That's ok. I was haveN fun running the LD and the Bionic Pig.


----------



## Coco (Aug 17, 2006)

I had a blast. This is David T. Bionic pig rules. But the best of the best was Epak.......


----------



## mpolk (Dec 2, 2004)

So it was!


----------



## the3dnut (May 20, 2006)

*CoCo*

hey i use to know a dancer named coco this aint you is it:wink:


----------



## Coco (Aug 17, 2006)

*Coco the bulldog*

Um not a dancer......lol......Had a great bulldog named Coco so I use it for my login name........


----------



## youngtimer (Jul 13, 2006)

The only reason the shoot was a success is because of all of you. I really want to think all of you for helping out. I could have never pulled it off with without your help. Also for everyone that shot. We had some great compliments about us being on par with Bass pro shops and the Rinhart shoots. Maybe some day they will talk about us in the same sentences with those shoots. I had a blast timing everyone and getting to know everyone that shot. THANK YOU AGAIN!!! Epac you were the man-of-the-hour. Congrat's. Brad


----------



## Epack (May 20, 2006)

brad i definantly had more fun at this shoot than that rhinhart shoot, i think u really pulled out a winner in this idea, it was a great sucess in my opionion and ill be more than happy to help out with it next time.
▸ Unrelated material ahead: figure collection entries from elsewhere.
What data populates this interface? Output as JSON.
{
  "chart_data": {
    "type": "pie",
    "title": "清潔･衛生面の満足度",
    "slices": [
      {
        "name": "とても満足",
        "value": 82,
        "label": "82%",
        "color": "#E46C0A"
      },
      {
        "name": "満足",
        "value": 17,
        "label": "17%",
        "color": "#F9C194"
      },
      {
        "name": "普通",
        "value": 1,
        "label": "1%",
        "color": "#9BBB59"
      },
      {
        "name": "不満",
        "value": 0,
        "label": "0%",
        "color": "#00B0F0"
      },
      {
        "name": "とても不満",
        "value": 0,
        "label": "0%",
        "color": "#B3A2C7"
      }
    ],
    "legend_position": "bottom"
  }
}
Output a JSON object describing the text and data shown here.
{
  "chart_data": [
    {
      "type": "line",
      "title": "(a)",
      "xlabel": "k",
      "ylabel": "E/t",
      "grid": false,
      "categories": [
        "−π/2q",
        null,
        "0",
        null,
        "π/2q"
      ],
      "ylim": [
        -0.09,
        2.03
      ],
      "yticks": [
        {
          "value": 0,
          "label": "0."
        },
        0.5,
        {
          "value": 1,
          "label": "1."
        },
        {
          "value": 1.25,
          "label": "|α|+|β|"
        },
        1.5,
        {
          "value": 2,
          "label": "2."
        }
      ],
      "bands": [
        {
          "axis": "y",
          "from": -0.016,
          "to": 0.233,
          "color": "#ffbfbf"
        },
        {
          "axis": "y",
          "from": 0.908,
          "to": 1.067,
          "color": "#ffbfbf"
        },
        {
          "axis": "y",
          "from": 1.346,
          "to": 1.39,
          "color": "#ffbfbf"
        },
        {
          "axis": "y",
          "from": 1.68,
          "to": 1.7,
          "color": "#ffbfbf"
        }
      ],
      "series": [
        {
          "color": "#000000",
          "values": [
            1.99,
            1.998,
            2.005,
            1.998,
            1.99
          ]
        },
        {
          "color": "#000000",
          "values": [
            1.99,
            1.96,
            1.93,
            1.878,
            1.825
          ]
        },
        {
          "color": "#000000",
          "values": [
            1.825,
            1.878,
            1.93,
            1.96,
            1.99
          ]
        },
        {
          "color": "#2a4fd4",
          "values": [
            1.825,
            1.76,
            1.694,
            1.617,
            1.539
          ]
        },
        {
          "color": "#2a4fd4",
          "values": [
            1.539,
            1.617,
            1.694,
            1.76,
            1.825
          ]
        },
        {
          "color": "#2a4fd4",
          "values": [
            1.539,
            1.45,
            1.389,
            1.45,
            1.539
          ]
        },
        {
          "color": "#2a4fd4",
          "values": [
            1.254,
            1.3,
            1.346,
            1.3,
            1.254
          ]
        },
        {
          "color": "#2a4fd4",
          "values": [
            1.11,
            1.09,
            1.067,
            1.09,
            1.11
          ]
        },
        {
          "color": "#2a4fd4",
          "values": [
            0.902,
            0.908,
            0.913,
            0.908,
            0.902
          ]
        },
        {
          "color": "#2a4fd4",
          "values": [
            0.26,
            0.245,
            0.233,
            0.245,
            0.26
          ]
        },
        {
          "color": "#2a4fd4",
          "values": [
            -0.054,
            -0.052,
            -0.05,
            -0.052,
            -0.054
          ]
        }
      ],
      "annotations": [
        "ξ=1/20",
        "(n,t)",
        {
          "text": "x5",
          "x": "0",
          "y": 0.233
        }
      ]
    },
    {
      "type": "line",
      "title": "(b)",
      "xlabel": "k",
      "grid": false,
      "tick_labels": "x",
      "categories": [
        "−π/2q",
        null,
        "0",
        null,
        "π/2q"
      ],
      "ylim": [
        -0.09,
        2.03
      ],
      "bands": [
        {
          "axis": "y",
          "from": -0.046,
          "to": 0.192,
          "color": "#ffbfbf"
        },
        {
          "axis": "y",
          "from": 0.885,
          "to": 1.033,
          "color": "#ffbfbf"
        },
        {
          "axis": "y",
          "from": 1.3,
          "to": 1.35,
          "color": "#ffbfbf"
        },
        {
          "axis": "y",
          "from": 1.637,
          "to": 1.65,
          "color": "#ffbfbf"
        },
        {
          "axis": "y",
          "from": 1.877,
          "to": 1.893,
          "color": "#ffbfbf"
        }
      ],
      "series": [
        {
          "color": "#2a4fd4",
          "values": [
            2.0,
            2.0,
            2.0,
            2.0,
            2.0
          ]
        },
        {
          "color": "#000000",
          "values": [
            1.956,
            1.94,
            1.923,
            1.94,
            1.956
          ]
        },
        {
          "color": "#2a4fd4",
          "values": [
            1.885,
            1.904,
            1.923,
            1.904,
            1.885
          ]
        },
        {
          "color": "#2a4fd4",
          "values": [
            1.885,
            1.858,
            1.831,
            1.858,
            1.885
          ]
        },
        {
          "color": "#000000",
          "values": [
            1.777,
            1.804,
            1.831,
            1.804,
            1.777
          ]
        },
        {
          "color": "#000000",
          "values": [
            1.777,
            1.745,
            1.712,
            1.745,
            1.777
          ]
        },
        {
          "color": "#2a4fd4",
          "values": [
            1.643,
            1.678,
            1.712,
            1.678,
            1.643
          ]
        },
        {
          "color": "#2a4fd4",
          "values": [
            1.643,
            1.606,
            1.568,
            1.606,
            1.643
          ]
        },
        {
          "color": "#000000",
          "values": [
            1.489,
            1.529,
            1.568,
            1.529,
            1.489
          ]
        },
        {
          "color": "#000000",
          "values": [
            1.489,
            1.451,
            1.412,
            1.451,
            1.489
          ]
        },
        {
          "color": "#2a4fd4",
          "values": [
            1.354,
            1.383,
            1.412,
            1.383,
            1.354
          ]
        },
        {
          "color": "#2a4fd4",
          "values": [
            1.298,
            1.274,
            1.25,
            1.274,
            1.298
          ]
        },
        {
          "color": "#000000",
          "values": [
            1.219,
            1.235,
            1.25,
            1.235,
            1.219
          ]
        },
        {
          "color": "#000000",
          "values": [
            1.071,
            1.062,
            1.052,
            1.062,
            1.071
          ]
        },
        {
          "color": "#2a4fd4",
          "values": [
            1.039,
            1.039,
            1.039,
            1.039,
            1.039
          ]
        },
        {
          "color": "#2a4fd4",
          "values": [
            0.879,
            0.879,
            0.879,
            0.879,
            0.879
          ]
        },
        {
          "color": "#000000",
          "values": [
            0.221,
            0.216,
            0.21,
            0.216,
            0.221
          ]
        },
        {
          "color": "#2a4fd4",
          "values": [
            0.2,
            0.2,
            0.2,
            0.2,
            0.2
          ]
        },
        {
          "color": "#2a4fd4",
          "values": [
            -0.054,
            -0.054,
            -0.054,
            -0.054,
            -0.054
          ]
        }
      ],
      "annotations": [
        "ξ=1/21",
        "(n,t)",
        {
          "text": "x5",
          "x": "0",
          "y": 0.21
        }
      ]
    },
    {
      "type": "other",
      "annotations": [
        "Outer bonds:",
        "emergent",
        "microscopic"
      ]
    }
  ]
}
Epack


----------



## the3dnut (May 20, 2006)

I really really really really really really hate to say it but congratulations


EPACK:cocktail: :darkbeer:


----------



## Epack (May 20, 2006)

gee nut thanks, i never never never never thought id hear it lol


----------



## Epack (May 20, 2006)

idk if anyone ill read this but have yall decided if this was gonna happen again next year?


----------